The majority of investment managers around the world are not measuring racial diversity within their staff, research by pension consultancy Redington showed.
Some 56% of firms surveyed said they do not collect data on race among their employees, according to a poll of more than 100 asset managers with $1 trillion in total assets. Of the managers that do, 52% have no Black investment team members, the survey said.
“The numbers are very, very low — it’s not on the front of asset managers’ minds and it should be,” Nick Samuels, head of manager research at Redington, said in an interview. “These are uncomfortable numbers and they need addressing.”
The underrepresentation of minority groups is due to a combination of a lack of people in the pipeline, less diverse firms being less appealing to minorities and a reflection of the disparities already in society, Redington said in a report. By comparison, its survey found that gender was measured by more than three-quarters of firms.

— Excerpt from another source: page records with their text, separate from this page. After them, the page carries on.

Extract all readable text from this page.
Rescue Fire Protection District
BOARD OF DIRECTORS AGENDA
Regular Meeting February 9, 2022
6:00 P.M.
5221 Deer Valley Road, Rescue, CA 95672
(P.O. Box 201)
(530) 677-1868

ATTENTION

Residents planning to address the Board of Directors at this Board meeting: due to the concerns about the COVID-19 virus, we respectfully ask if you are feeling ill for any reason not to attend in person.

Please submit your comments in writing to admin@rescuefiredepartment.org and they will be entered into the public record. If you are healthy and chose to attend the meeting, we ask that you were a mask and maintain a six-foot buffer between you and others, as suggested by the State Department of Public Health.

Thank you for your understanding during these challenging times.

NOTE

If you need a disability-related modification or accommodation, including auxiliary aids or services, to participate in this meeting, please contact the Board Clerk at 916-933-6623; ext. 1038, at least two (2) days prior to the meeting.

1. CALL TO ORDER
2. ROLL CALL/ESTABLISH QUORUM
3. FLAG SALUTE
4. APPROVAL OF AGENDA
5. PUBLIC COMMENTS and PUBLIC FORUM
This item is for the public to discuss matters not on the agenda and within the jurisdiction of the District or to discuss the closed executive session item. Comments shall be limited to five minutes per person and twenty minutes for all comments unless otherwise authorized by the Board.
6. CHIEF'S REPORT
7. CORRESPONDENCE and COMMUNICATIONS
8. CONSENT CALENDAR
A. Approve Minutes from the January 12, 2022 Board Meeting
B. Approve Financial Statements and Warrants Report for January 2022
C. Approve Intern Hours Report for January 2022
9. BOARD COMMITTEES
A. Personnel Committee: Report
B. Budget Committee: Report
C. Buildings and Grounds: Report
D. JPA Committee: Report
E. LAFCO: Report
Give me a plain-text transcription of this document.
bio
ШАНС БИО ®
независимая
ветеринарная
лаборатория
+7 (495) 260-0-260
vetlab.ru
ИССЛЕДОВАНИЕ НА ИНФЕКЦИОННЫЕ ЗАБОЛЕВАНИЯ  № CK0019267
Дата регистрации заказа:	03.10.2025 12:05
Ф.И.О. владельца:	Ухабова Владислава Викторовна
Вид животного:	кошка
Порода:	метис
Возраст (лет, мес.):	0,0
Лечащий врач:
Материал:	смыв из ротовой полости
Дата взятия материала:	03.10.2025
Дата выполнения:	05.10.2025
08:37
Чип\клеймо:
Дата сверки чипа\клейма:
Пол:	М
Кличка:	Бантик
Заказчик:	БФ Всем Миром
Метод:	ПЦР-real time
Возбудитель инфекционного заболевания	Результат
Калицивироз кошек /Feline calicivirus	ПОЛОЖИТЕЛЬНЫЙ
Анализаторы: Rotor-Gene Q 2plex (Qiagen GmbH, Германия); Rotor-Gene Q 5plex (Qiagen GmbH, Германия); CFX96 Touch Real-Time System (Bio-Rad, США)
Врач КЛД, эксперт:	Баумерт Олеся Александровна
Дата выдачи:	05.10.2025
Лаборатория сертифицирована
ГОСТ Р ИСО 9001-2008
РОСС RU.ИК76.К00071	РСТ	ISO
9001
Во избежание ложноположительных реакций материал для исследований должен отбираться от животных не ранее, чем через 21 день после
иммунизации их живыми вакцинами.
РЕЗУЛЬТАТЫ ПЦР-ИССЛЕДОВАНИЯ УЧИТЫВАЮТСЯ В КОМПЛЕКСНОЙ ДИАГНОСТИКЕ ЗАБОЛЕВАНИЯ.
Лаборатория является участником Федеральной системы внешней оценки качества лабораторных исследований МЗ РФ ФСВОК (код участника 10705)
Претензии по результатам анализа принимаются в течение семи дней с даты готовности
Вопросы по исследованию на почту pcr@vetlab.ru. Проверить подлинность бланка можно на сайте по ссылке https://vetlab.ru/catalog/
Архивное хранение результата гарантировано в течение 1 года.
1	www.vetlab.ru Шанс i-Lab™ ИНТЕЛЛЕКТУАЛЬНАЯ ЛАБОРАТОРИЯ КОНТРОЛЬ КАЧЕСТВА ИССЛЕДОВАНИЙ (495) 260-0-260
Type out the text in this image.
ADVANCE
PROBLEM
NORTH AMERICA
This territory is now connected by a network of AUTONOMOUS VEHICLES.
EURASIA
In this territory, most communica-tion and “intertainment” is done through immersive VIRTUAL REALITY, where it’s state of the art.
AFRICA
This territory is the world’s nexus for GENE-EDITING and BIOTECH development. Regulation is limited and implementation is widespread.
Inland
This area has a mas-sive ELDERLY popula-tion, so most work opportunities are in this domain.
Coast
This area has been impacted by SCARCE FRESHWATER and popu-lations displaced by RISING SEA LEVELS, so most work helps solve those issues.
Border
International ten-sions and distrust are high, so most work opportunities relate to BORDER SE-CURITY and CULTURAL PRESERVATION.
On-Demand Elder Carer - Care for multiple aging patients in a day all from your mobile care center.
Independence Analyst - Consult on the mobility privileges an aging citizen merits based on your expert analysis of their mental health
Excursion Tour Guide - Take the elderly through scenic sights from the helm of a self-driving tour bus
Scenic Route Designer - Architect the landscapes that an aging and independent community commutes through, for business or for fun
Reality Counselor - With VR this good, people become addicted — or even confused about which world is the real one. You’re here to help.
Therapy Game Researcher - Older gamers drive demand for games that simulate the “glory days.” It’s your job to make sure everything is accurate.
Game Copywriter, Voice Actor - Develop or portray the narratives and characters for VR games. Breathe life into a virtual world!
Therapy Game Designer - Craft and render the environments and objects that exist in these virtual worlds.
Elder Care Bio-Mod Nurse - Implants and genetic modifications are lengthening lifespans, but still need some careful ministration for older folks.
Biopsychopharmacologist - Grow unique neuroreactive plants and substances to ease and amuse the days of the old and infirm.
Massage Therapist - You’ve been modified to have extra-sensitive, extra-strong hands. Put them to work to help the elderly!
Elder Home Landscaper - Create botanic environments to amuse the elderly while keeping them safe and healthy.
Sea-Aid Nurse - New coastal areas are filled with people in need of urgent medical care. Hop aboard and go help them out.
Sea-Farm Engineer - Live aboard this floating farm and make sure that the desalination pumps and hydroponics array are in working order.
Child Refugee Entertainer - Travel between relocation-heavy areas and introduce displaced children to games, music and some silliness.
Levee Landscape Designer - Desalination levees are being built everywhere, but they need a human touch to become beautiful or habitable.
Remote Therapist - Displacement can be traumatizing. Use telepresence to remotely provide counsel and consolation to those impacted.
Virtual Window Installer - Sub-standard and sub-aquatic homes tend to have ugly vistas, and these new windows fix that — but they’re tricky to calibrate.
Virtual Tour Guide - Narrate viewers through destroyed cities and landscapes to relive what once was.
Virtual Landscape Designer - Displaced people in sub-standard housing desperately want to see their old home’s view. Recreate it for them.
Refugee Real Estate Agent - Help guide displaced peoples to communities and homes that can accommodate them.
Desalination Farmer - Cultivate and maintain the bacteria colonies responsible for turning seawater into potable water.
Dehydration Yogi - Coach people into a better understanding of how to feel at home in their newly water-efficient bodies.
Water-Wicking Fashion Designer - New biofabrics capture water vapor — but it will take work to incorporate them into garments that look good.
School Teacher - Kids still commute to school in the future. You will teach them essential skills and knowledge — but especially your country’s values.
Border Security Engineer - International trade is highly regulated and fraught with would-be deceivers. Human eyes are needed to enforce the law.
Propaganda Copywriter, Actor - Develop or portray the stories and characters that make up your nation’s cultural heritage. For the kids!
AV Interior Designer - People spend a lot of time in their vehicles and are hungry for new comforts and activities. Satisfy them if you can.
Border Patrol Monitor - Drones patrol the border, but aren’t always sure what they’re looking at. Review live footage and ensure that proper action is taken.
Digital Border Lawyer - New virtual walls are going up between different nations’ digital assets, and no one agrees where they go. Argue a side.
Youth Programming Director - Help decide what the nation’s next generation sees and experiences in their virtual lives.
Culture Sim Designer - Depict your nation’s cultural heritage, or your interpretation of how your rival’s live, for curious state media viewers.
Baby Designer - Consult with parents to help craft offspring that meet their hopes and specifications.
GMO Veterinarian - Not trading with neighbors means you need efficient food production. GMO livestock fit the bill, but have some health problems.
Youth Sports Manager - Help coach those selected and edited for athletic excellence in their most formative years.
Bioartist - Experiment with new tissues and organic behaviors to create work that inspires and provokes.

British banks and asset managers have come under pressure to release a breakdown of ethnicity in their headcount as the Black Lives Matter protests spread across the U.S. and the U.K. in 2020. The U.K.’s markets regulator has put the finance industryon notice that it needs to increase diversity, saying it could block senior appointments at firms that don’t show enough progress.
“What we’re doing is turning the spotlight on the asset management community to engage them and push forward the agenda of hiring more diverse investment teams,” Samuels said. “We can certainly direct a lot of money and if things don’t go the way we expect them to in the fullness of time, we’ll withdraw capital. We don’t want to go straight in with the stick.”
One way asset managers can move forward on this is through internships. Redington co-founder Dawid Konotey-Ahulu helped start an internship program offering internships to Black students to kick-start their careers in investment management. The internships will begin in the summer of 2021.
“Internships can be very elusive,” Samuels said. “They’re often about connections and if you’re on the outside looking in, it can be incredibly hard to break in.”